First things first - Zarrella does not cover all marketing in this book, sticking firmly to a single-minded online focus. Furthermore, don’t expect a study on how to optimise online display advertising, native advertising, Twitter and Facebook ads, online PR or even paid search (surely the perfect laboratory for the marketing scientist). Instead, Zarrella fixes his gaze on owned and earned media, specifically social media. That out of the way, is this book any good?
The answer to that question depends to a great extent on your reasons for buying it. If you are looking for insight into the psychological reasons why people respond to marketing, then this book will disappoint. Thankfully, marketers have been well served in the area of marketing and neuroscience in recent years, not least in Phil Barden’s book Decoded which was reviewed for the Marketing Society last summer.
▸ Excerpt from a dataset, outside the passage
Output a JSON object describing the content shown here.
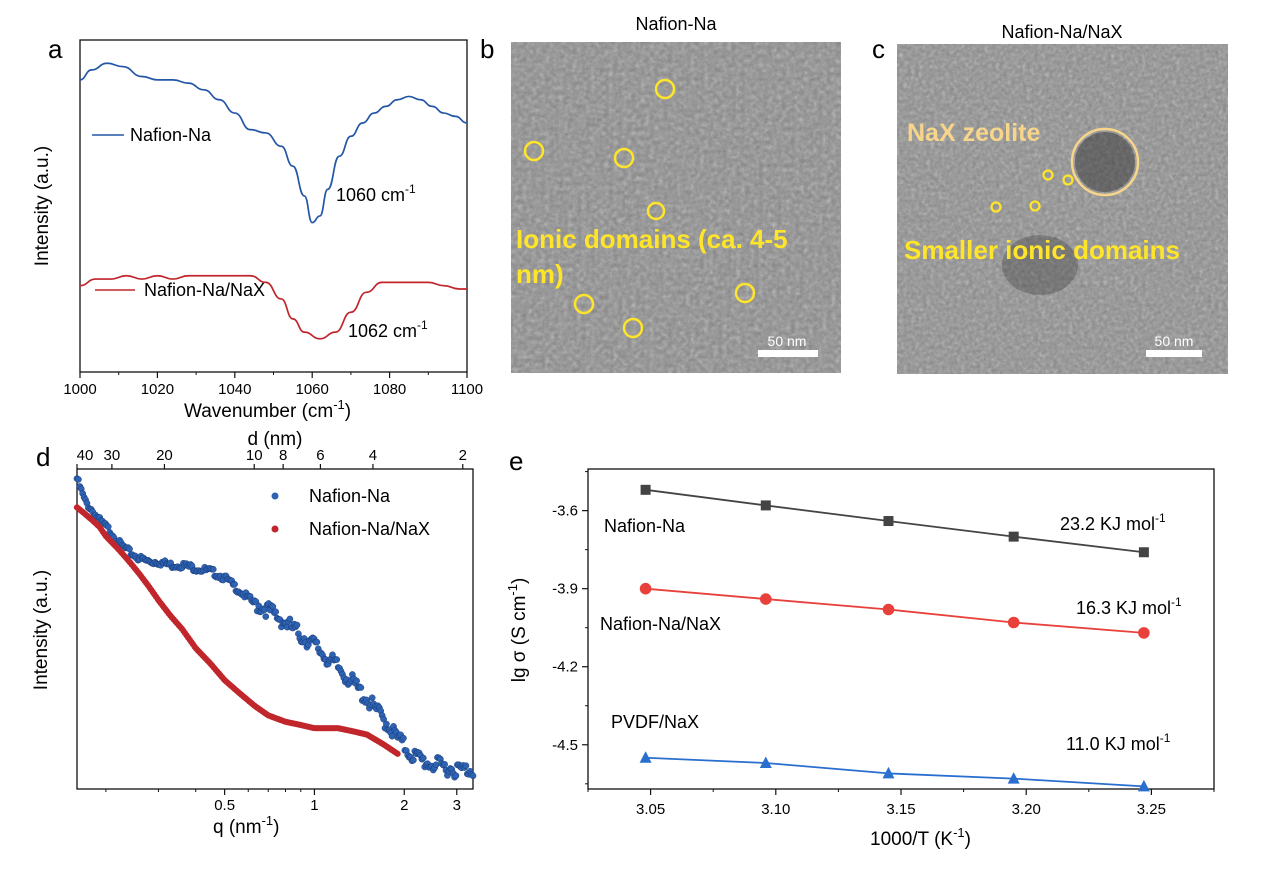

However, if you are looking for some practical suggestions on how you can maximise the impact of your social media marketing then this book deserves a spot on your bookshelf. It won’t help you understand which platform to use to reach your specific audience but it will explain how best to use it.
Zarrella doesn’t pull his punches - for example using proprietary research to reinforce his assertion that, when it comes to website traffic generation, Twitter is most effective when used as a one-to-many broadcast tool rather than as a conversational platform.
The majority of the findings in the book are based on large-scale data analysis by Zarrella. This throws up some interesting suggestions - for example, encouraging B2B marketers to fill the communication void on weekends, and identifying which keywords encourage the most retweets, shares and likes.
Inevitably, due to the difficulty in codifying image and video content, Zarrella uses text, and particularly keywords, to identify patterns and trends. This focus on keywords means the chapter on the image-based social sharing site Pinterest is a little thin. Nevertheless, given the lack of serious study available on this powerhouse traffic-driver it’s good to have any data to refer to, no matter how limited.
Given the focus on owned online media, Zarrella’s decision not to include LinkedIn in the book is startling, given its importance to B2B marketers. Similarweb.com estimates that hubspot.com receives less than 2% of its traffic directly from LinkedIn - did this have an effect on Zarrella’s choice? Or was it simply that the data was simply not available for study?
It is also surprising that the chapter on Analytics doesn’t give any practical hints as to how the reader will be able to start evaluating their own marketing more scientifically. Given the near obsession for data shown by the author this could have been a standout chapter.
Yet it is obvious that this book is the product of a hell of a lot of hard work and crucially it contains brand new actionable pointers using Hubspot’s considerable database. No rehashed case studies here - just real insight from real data. And although Zarrella's dry writing contains little in the way of light and shade, I challenge social media marketers to put down this book without being moved to action.